A large population of some species has probability $P(n, t)$ of taking the value $n$ at time $t$. Explain the use of the generating function $\phi(s, t)=\sum_{n=0}^{\infty} s^{n} P(n, t)$, and give expressions for $P(n, t)$ and $\langle n\rangle$ in terms of $\phi$.

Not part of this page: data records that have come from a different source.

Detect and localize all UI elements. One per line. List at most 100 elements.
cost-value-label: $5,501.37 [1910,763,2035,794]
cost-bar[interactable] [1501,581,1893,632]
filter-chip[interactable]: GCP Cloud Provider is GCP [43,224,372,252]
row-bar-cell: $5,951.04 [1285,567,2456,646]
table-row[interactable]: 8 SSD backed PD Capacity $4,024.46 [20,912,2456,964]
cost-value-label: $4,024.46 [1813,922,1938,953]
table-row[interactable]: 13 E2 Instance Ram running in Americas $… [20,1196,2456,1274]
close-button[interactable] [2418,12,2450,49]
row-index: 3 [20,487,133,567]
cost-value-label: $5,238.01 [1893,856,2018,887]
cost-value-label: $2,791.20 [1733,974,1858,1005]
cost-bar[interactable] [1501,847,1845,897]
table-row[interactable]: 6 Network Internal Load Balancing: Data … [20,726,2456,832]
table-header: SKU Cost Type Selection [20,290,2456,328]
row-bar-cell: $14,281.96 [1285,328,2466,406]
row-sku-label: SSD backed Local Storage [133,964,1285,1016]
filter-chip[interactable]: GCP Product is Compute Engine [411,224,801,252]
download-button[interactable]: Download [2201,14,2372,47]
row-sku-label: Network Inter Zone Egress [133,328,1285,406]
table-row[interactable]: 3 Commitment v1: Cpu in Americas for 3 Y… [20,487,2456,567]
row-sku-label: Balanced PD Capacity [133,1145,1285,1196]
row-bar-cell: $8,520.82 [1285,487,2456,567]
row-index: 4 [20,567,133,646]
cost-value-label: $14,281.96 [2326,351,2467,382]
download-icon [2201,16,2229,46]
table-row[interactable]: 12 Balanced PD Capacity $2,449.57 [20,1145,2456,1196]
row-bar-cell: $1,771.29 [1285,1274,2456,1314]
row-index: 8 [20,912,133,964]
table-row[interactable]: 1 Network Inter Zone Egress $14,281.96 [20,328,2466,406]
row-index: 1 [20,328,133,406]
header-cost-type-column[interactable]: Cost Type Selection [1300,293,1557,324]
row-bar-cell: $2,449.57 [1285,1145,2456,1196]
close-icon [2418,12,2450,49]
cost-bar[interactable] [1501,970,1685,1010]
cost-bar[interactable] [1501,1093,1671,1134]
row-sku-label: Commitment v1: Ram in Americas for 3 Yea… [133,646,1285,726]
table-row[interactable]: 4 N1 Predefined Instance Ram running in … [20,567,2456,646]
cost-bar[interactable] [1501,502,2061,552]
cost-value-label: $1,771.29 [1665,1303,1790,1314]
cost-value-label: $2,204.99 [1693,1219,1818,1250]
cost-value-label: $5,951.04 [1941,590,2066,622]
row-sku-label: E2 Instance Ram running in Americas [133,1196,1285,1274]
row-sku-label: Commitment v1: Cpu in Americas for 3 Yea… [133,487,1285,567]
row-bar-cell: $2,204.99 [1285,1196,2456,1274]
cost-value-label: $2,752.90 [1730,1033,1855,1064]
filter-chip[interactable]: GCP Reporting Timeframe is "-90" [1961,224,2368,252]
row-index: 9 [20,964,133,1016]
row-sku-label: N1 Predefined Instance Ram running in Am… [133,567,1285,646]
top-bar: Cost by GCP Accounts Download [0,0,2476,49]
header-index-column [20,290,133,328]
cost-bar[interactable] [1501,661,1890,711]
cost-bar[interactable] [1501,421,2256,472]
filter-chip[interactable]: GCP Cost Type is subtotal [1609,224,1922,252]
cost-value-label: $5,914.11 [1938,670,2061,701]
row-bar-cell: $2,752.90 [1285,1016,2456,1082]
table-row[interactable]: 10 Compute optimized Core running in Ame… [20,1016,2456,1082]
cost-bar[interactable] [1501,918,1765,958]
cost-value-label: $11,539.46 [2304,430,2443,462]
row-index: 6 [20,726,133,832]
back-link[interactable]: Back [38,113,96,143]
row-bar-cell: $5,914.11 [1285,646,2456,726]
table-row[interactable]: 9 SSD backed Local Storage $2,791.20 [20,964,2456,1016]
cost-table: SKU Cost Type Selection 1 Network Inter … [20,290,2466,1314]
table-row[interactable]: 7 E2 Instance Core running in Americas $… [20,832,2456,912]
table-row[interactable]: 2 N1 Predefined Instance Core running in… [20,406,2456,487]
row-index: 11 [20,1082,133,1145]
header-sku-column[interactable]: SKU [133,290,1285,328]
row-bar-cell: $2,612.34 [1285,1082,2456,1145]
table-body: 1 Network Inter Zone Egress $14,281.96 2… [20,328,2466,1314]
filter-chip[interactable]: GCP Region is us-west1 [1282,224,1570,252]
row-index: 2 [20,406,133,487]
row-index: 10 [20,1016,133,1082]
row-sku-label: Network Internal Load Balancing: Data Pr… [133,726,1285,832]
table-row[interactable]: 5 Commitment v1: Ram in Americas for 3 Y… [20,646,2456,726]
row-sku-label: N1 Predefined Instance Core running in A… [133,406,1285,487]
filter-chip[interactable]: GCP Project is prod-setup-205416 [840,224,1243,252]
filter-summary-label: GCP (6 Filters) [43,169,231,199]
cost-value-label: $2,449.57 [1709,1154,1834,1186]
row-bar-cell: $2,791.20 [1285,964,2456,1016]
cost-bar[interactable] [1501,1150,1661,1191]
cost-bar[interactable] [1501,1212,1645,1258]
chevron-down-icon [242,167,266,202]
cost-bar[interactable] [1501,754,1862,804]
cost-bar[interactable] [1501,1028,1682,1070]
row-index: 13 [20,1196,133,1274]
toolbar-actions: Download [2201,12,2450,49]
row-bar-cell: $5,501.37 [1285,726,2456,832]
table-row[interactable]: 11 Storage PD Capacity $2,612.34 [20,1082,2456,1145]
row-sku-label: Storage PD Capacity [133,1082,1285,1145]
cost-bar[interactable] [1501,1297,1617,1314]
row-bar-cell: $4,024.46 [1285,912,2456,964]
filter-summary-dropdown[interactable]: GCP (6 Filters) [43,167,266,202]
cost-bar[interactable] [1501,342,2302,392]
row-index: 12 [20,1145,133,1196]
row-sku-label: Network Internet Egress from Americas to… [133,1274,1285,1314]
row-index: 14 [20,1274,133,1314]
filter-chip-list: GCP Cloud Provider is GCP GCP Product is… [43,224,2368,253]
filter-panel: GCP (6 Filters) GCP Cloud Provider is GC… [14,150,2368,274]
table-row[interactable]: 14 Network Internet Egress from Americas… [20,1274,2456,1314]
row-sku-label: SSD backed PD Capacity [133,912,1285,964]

A particular population is subject to a birth-death process, so that the probability of an increase from $n$ to $n+1$ in unit time is $\alpha+\beta n$, while the probability of a decrease from $n$ to $n-1$ is $\gamma n$, with $\gamma>\beta$. Show that the master equation for $P(n, t)$ is

$$\frac{\partial P(n, t)}{\partial t}=(\alpha+\beta(n-1)) P(n-1, t)+\gamma(n+1) P(n+1, t)-(\alpha+(\beta+\gamma) n) P(n, t)$$

Derive the equation satisfied by $\phi$, and show that in the statistically steady state, when $\phi$ and $P$ are independent of time, $\phi$ takes the form

$$\phi(s)=\left(\frac{\gamma-\beta}{\gamma-\beta s}\right)^{\alpha / \beta}$$

Using the equation for $\phi$, or otherwise, find $\langle n\rangle$.